Healing with Honey
By EatingWell Editors, March/April 2009
The ancient Egyptians, Chinese, Greeks and Romans all considered honey a basic component of any first-aid kit and today, we’re hearing more and more about honey’s healing power. We sort through the claims and the science.
A Diet Helper?
In a 2008 study in the Journal of Food Science, scientists reported that rats that were fed a honey-sweetened diet gained 23 percent less weight than those that ate food spiked with refined sugar over one year. (One rat year equals about 20 human ones.) “The honey we used was high in antioxidants so it is possible that this led to greater fat burning,” says Lynne Chepulis, Ph.D., lead researcher and author of the book Healing Honey (Brown Walker Press, 2008). Chepulis points to research linking other antioxidant-rich foods (e.g., green tea) with speeding up your metabolism. But not all honeys are rich in antioxidants. Another study, published in the Journal of the American Dietetic Association, found that the most common type of honey—clover—doesn’t have many more antioxidants than refined sugar.

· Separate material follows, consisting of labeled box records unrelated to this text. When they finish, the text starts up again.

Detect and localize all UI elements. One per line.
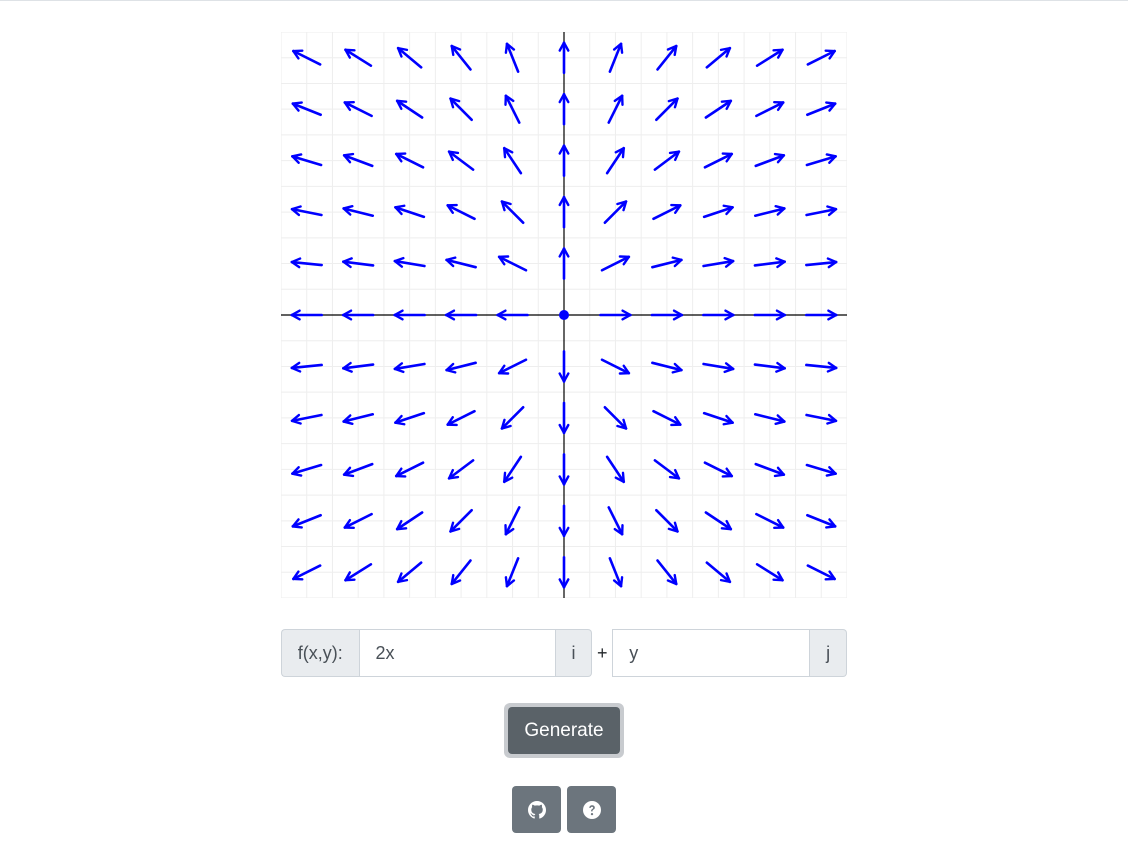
generate-button[interactable]: Generate (508, 707, 620, 754)
help-button[interactable] (567, 786, 616, 833)
vector-point (559, 310, 569, 320)
vector-field-canvas (281, 32, 847, 598)
question-circle-icon (582, 800, 601, 819)
top-divider (0, 0, 1128, 1)
github-icon (527, 800, 546, 819)
i-component-input[interactable] (358, 629, 556, 677)
vector-field-plot (281, 32, 847, 598)
plus-sign: + (597, 642, 608, 663)
vector-field-form: f(x,y): i + j (281, 629, 847, 677)
j-unit-label: j (810, 629, 847, 677)
generate-focus-ring: Generate (504, 703, 624, 758)
vector-arrows (290, 41, 838, 589)
i-unit-label: i (555, 629, 593, 677)
j-component-input[interactable] (612, 629, 811, 677)
github-button[interactable] (512, 786, 561, 833)
function-label: f(x,y): (281, 629, 359, 677)
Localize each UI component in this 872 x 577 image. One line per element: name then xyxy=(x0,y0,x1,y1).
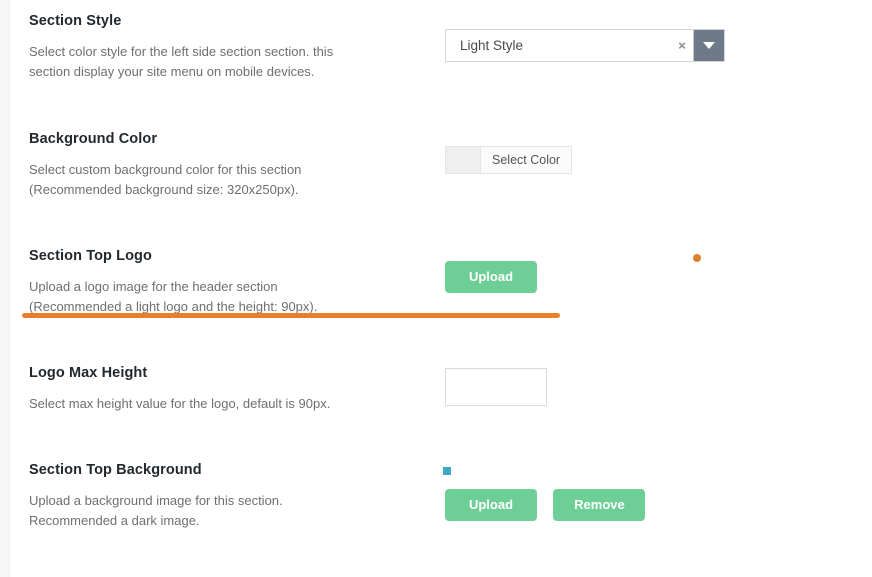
option-description-section-style: Select color style for the left side sec… xyxy=(29,44,334,79)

Bottom line: Research linking honey with weight-loss benefits is preliminary at best. Adding any sweetener to your diet without subtracting another can lead to weight gain.
A Cough syrup?
Researchers at Penn State University tested honey against dextromethorphan—the active ingredient in most cough medicines—as a cough suppressant in children and found honey to be more effective. Sweetness may be honey’s “active ingredient.” The brain part that registers sweet tastes and the part that causes coughing are located near each other so sensing sweetness may affect coughing, says author Ian M. Paul, M.D., who published the study in 2007 in the Archives of Pediatric and Adolescent Medicine.
Bottom line: If you’re trying to soothe a child’s cough, or yours, try honey. Don’t give it to a baby younger than one: honey may contain spores of a bacteria that causes botulism, which an infant’s immature immune system can’t handle.
Relief from Allergies?
The theory is this: Honeybees gather pollen from the very plants that cause your itchy eyes, so consuming a small daily dose of the local honey—and subsequently these pollens—may stimulate your immune system and reduce allergies, explains Miguel P. Wolbert, an allergist and immunologist at the Allergy & Asthma Care Center in Evansville, Indiana. But the pollens that cause sneezing and congestion—such as ragweed—are windborne, while the pollens bees collect are too heavy to fly in the breeze. Windborne pollens can fall onto flowers, get picked up by bees and end up in honey, says Wolbert, “but it’s likely to be a very, very small amount.” Not enough to make a difference. And, so far, no clinical evidence shows that honey alleviates allergy symptoms.
Bottom line: It’s not likely that honey will help your allergies, says Wolbert, but, “I don’t tell my patients not to eat it.”
MY THOUGHTS
Awww! My confidence in honey as an alternative medicine just got shot to pieces.